LETTERS FROM A SENIOR: Don’t procrastinate, value time

DELANEY GRIMES

Each spring semester issue, a senior will reflect on an aspect of their experiences at Roseville High School. Guest Delaney Grimes writes the second installment of Letters from a Senior.

Time management has been interwoven into each of our lives since we were young.

In middle school these skills are put to the test, in high school we are coerced into mastering them through the relentless hours of work. It’s commonly believed that teachers are unaware of the fact their students have responsibilities outside of the their classroom.

The truth is, teachers are more than aware of this reality than they lead us to believe. The issue is that many of them expect that at this stage in the game, we have mastered our daily routines. We cannot avoid this controversy; our only option as students is to adapt to the rigor presented on our paths to educated lives, while avoiding failure.

A difficult task to take on, I agree, but a substantial element of achieving ideal time management is avoiding procrastination.  As teenagers, we tend to overestimate our abilities– especially when it comes to how well we can complete an assignment in a limited period of time.  Not only does this constrain our ability to produce exceptional work, but it heightens the stress that is already consuming us. Procrastination is a choice, one that I myself am guilty of. I am able to tell you that the concept “due tomorrow, do tomorrow” is not one that I would advocate.

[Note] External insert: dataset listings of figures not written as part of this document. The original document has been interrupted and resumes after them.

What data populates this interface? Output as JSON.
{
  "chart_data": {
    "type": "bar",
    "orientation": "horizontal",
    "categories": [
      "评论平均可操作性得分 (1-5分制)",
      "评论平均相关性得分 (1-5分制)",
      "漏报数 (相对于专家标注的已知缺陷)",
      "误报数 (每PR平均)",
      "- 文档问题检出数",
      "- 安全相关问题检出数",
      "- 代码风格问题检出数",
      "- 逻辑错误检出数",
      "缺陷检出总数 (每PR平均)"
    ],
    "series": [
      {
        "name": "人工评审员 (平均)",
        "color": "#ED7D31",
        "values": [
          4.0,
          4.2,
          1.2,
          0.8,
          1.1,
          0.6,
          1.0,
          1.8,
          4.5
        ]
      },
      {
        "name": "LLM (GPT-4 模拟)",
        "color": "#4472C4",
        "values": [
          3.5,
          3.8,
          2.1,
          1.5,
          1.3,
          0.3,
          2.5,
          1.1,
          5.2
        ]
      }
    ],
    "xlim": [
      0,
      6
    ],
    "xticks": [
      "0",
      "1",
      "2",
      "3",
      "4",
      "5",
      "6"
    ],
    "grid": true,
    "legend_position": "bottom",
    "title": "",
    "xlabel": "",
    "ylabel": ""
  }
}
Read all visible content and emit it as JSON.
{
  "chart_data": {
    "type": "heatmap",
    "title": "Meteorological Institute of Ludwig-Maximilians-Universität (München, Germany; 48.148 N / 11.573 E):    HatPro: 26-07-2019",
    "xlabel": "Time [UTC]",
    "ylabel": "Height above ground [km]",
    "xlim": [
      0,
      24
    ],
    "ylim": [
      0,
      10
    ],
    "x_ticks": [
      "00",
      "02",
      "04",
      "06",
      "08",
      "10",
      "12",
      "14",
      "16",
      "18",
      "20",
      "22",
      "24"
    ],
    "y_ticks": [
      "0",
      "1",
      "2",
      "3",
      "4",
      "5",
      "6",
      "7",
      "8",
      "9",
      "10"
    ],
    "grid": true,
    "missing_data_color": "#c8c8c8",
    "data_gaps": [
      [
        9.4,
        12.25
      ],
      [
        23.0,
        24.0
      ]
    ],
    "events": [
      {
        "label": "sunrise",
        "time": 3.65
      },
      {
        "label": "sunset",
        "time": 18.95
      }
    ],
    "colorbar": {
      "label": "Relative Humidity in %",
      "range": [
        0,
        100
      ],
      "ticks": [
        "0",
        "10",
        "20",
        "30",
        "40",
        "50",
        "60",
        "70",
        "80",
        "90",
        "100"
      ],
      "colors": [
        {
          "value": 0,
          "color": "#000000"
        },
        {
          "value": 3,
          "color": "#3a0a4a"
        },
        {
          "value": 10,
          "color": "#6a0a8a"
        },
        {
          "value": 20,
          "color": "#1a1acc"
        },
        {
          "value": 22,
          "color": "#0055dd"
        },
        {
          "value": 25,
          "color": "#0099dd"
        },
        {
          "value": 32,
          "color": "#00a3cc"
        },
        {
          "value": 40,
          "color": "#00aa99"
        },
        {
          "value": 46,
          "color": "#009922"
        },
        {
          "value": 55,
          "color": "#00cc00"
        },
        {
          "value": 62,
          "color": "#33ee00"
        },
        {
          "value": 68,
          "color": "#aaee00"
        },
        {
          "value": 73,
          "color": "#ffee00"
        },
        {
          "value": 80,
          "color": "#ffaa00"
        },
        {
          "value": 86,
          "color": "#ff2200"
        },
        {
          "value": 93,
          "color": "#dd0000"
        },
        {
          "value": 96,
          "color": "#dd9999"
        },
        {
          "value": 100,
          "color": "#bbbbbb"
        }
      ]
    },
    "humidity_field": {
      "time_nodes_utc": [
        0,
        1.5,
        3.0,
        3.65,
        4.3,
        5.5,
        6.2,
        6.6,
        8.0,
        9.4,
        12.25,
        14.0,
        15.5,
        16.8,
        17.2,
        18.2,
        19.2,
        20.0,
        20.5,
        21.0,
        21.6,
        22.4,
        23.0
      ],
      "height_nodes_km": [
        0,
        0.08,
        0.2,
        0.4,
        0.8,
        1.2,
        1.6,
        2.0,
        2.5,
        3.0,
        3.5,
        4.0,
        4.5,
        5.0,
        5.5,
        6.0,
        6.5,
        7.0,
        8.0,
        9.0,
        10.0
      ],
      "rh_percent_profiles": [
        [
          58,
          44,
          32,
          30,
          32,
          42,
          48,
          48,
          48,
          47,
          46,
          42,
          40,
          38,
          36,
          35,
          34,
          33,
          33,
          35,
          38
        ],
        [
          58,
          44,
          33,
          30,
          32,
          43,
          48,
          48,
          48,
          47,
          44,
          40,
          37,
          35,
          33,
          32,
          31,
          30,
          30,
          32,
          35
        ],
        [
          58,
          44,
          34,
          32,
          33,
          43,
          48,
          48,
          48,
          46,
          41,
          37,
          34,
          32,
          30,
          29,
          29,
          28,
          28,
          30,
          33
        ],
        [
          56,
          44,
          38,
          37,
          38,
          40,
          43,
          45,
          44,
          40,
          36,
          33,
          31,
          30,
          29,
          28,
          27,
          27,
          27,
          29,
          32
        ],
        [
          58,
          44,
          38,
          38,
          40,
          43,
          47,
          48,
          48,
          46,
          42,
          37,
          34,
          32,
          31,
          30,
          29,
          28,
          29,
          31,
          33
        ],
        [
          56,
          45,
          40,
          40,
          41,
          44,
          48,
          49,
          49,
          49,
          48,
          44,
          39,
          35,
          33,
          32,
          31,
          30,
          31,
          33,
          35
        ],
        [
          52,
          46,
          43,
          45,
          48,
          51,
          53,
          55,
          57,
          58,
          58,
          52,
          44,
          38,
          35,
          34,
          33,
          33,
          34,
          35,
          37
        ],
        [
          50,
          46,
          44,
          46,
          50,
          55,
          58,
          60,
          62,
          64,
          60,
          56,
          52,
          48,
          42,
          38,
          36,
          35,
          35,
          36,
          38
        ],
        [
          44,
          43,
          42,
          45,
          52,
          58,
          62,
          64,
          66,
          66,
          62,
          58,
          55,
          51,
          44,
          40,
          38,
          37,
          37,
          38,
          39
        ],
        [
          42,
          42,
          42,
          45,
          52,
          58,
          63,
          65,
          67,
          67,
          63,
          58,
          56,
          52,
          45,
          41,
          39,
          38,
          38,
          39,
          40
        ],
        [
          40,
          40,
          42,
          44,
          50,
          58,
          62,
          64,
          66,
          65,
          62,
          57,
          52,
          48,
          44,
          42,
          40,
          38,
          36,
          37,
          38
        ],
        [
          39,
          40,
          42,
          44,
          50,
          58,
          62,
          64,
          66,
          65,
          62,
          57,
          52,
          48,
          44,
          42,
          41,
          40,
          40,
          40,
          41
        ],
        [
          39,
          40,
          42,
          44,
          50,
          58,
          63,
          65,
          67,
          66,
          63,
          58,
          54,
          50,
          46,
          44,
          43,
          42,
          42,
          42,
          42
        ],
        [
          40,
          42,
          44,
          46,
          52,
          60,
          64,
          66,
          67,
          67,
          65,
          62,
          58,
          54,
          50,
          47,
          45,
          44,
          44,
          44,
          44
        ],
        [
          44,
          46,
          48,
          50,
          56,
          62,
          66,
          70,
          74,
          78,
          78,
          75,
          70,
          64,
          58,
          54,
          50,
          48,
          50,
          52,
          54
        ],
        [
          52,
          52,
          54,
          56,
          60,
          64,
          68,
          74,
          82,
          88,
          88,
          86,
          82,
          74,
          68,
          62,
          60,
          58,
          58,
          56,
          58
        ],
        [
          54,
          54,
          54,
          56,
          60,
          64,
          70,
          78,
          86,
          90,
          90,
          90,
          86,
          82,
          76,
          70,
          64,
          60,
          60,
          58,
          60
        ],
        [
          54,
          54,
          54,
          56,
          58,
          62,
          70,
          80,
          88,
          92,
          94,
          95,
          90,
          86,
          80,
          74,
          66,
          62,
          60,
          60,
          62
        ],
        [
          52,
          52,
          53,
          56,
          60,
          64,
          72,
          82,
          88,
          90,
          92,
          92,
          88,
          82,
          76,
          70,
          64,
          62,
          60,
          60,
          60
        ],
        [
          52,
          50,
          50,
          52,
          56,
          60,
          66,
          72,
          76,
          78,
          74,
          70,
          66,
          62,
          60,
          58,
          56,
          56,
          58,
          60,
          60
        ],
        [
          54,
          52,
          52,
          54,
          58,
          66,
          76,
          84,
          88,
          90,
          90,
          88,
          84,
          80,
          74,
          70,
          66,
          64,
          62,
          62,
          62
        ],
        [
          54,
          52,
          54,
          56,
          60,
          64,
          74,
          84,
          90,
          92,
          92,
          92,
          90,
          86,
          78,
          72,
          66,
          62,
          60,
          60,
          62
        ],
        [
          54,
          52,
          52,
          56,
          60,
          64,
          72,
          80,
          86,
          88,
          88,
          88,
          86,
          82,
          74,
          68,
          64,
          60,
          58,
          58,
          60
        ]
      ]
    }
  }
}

Teachers are incessantly telling us “not to wait until the last minute” but this request has become a stage for antics about waiting until the last minute. That would be my advice to anyone in the education system, or anyone at all for that matter: do not wait. The older we get, the more coerced we are into believing that you can’t teach an old dog new tricks but the fact of the matter is, it is not too late for any of us, even me.

Do not let the wicked tendencies of time management preempt your capacity to yield exceptional work.  We all have the innate ability to be successful, however procrastination will be an inevitable and unavoidable temptation in our lives, one we must evade to move toward a successful life. Of all the evils I have faced in high school, procrastination has been the most menacing to overcome.

We are regularly instructed to use our time wisely, but when the repetitiveness of this desensitizes its significance, it loses its power of influence.